From the first launch of the card in 2006, a major focus has been on consumer-directed marketing and ways to assist the check casher with both selling the card and increasing usage.  A key component is a very strong branding initiative, which I.C.E. pushed into the marketplace to drive traffic to the check casher.

In 2010, I.C.E. launched an interactive text-messaging  campaign to increase new prepaid debit card sales at check cashing locations as well as driving on-going usage of those cards.  The first step was deciding who the best prospects were to target.

By looking at the existing best customer and prospect demographic and building a comprehensive demographic model, we were able to pinpoint the neighborhoods and commuter routes of these target consumers.  With this information in hand, we deployed the SMS Campaign creative into the marketplace.

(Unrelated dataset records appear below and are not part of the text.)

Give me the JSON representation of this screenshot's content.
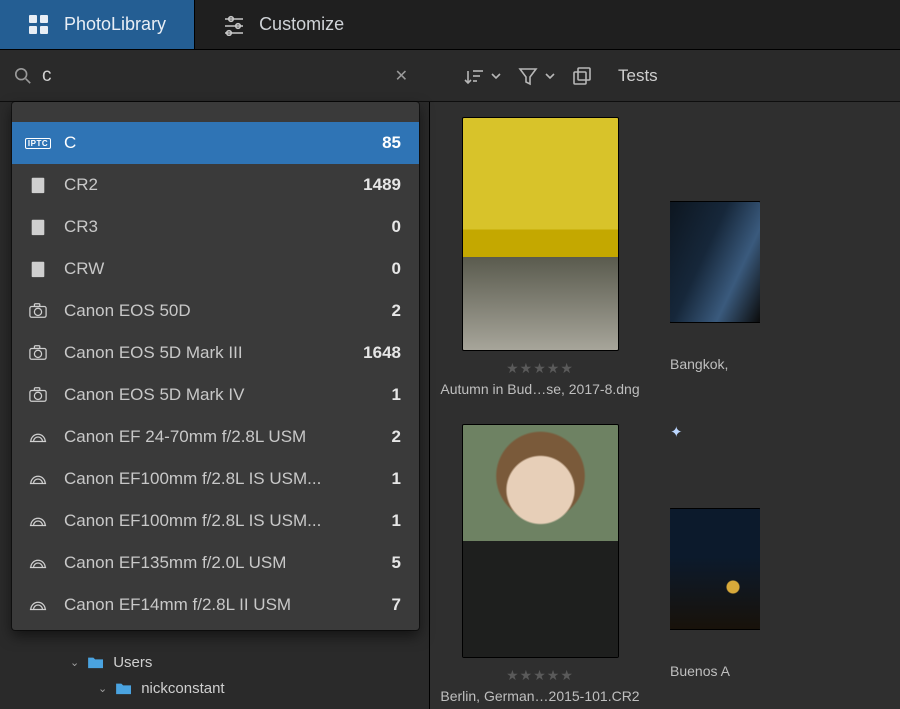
{
  "tabs": {
    "photolibrary": {
      "label": "PhotoLibrary"
    },
    "customize": {
      "label": "Customize"
    }
  },
  "search": {
    "value": "c",
    "placeholder": ""
  },
  "toolbar": {
    "breadcrumb": "Tests"
  },
  "suggestions": [
    {
      "icon": "iptc",
      "label": "C",
      "count": "85",
      "selected": true
    },
    {
      "icon": "file",
      "label": "CR2",
      "count": "1489"
    },
    {
      "icon": "file",
      "label": "CR3",
      "count": "0"
    },
    {
      "icon": "file",
      "label": "CRW",
      "count": "0"
    },
    {
      "icon": "camera",
      "label": "Canon EOS 50D",
      "count": "2"
    },
    {
      "icon": "camera",
      "label": "Canon EOS 5D Mark III",
      "count": "1648"
    },
    {
      "icon": "camera",
      "label": "Canon EOS 5D Mark IV",
      "count": "1"
    },
    {
      "icon": "lens",
      "label": "Canon EF 24-70mm f/2.8L USM",
      "count": "2"
    },
    {
      "icon": "lens",
      "label": "Canon EF100mm f/2.8L IS USM...",
      "count": "1"
    },
    {
      "icon": "lens",
      "label": "Canon EF100mm f/2.8L IS USM...",
      "count": "1"
    },
    {
      "icon": "lens",
      "label": "Canon EF135mm f/2.0L USM",
      "count": "5"
    },
    {
      "icon": "lens",
      "label": "Canon EF14mm f/2.8L II USM",
      "count": "7"
    }
  ],
  "tree": {
    "row1": "Users",
    "row2": "nickconstant"
  },
  "thumbs": [
    {
      "caption": "Autumn in Bud…se, 2017-8.dng",
      "shape": "portrait",
      "ph": "ph-autumn",
      "rated": true
    },
    {
      "caption": "Bangkok,",
      "shape": "landscape",
      "ph": "ph-bangkok",
      "rated": false,
      "partial": true
    },
    {
      "caption": "Berlin, German…2015-101.CR2",
      "shape": "portrait",
      "ph": "ph-man",
      "rated": true
    },
    {
      "caption": "Buenos A",
      "shape": "landscape",
      "ph": "ph-buenos",
      "rated": false,
      "partial": true,
      "spark": true
    }
  ],
  "stars_glyph": "★★★★★"
}
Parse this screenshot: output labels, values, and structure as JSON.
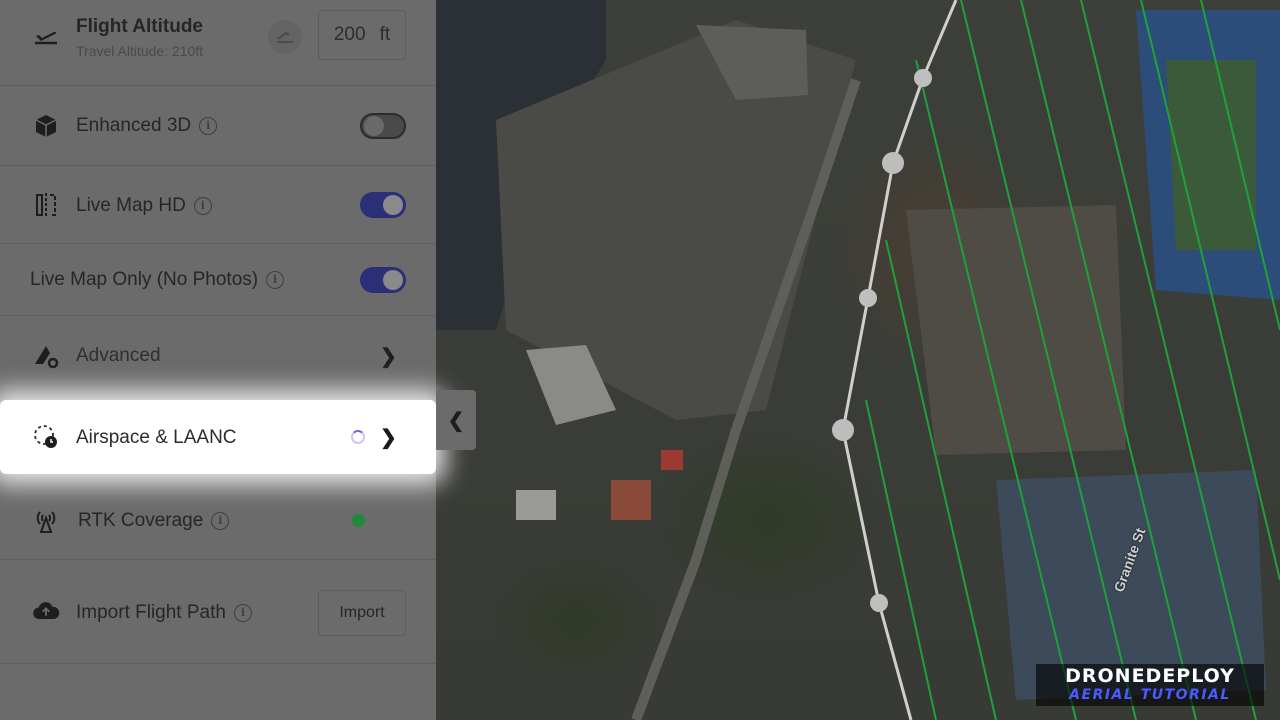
{
  "panel": {
    "flight_altitude": {
      "label": "Flight Altitude",
      "sublabel": "Travel Altitude: 210ft",
      "value": "200",
      "unit": "ft",
      "icon": "plane-takeoff-icon"
    },
    "enhanced_3d": {
      "label": "Enhanced 3D",
      "icon": "cube-icon",
      "enabled": false
    },
    "live_map_hd": {
      "label": "Live Map HD",
      "icon": "map-split-icon",
      "enabled": true
    },
    "live_map_only": {
      "label": "Live Map Only (No Photos)",
      "enabled": true
    },
    "advanced": {
      "label": "Advanced",
      "icon": "drone-gear-icon"
    },
    "airspace": {
      "label": "Airspace & LAANC",
      "icon": "airspace-clock-icon"
    },
    "rtk": {
      "label": "RTK Coverage",
      "icon": "antenna-icon",
      "status_color": "#1f8a3a"
    },
    "import_flight_path": {
      "label": "Import Flight Path",
      "icon": "cloud-upload-icon",
      "button_label": "Import"
    }
  },
  "map": {
    "street_label": "Granite St",
    "flight_line_color": "#1fa13a"
  },
  "colors": {
    "toggle_on": "#2a2f78",
    "highlight": "#ffffff"
  },
  "watermark": {
    "line1": "DRONEDEPLOY",
    "line2": "AERIAL TUTORIAL"
  }
}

The out-of-home marketing pieces included billboards, interior & exterior bus insert signs, train station boards, an I.C.E. truck wrap and a branded Twitter page.  The creative offer incentivized the consumer to text ICE1 to 99158 for a chance to WIN $100 or a FREE I.C.E. Visa Debit Card.

Each month, I.C.E. randomly selects 10 winners of the $100 promotion and all of the rest of the customers receive a text coupon for a free load onto their I.C.E. card.  Both the outgoing texts (winning and conciliation) serve to lure the I.C.E. merchant locator to find the nearest I.C.E. check cashing location to redeem.

Once the customer is inside the store, the next step is for the in-store experience to strongly support your “out-of-home” efforts.  In the case of I.C.E., posters, standees, window decals and counter mats all push the I.C.E. brand at the point-of-sale.

Greater Levels

If the check casher wants to take a marketing campaign to the next level, one of the most engaging in-store platforms is the screens and hi-def TV ads created for the iCASHtv in-store digital video system designed specifically for check cashing locations.

The state-of-the art system, a commercial grade large screen LCD and in-ceiling speakers, allows the check casher to push not only their brand, but also their services and products, like the I.C.E. card, MoneyGram, Western Union, etc.

iCASHtv cuts through the clutter of the traditional in-store experience and captures the customer at the point of sale — allowing the customer to ask about, or request the card, rather than relying on the teller to sell the service.

Since launching the program in 2010, I.C.E. and its partner check cashers have seen a dramatic up-tick in card sales and card loads that coincide with the monthly SMS text messaging coupons.  With the great success of the promotion, I.C.E. is currently planning to expand the campaign and its frequency into other markets.

By embracing modern customer marketing channels and the ability to connect the brand with the check cashing customer, our industry can better embrace the new environment and learn to compete against the non-traditional players that are encroaching on the check cashing industry at every turn.

The question can no longer be “should I advertise my brand and service”, but rather how can I use advertising to better reach and keep my prospects and customers.

Sheldon Silverman is the CEO of SmartBomb Media Group / iCASHtv Network and serves as Board Advisor to International Cash Exchange Card, LLC. He will be leading a seminar entitled “The Ideal Customer Experience – Harnessing In-Store and Mobile Marketing to Increase Share of Wallet” at the FiSCA 2010 convention in October.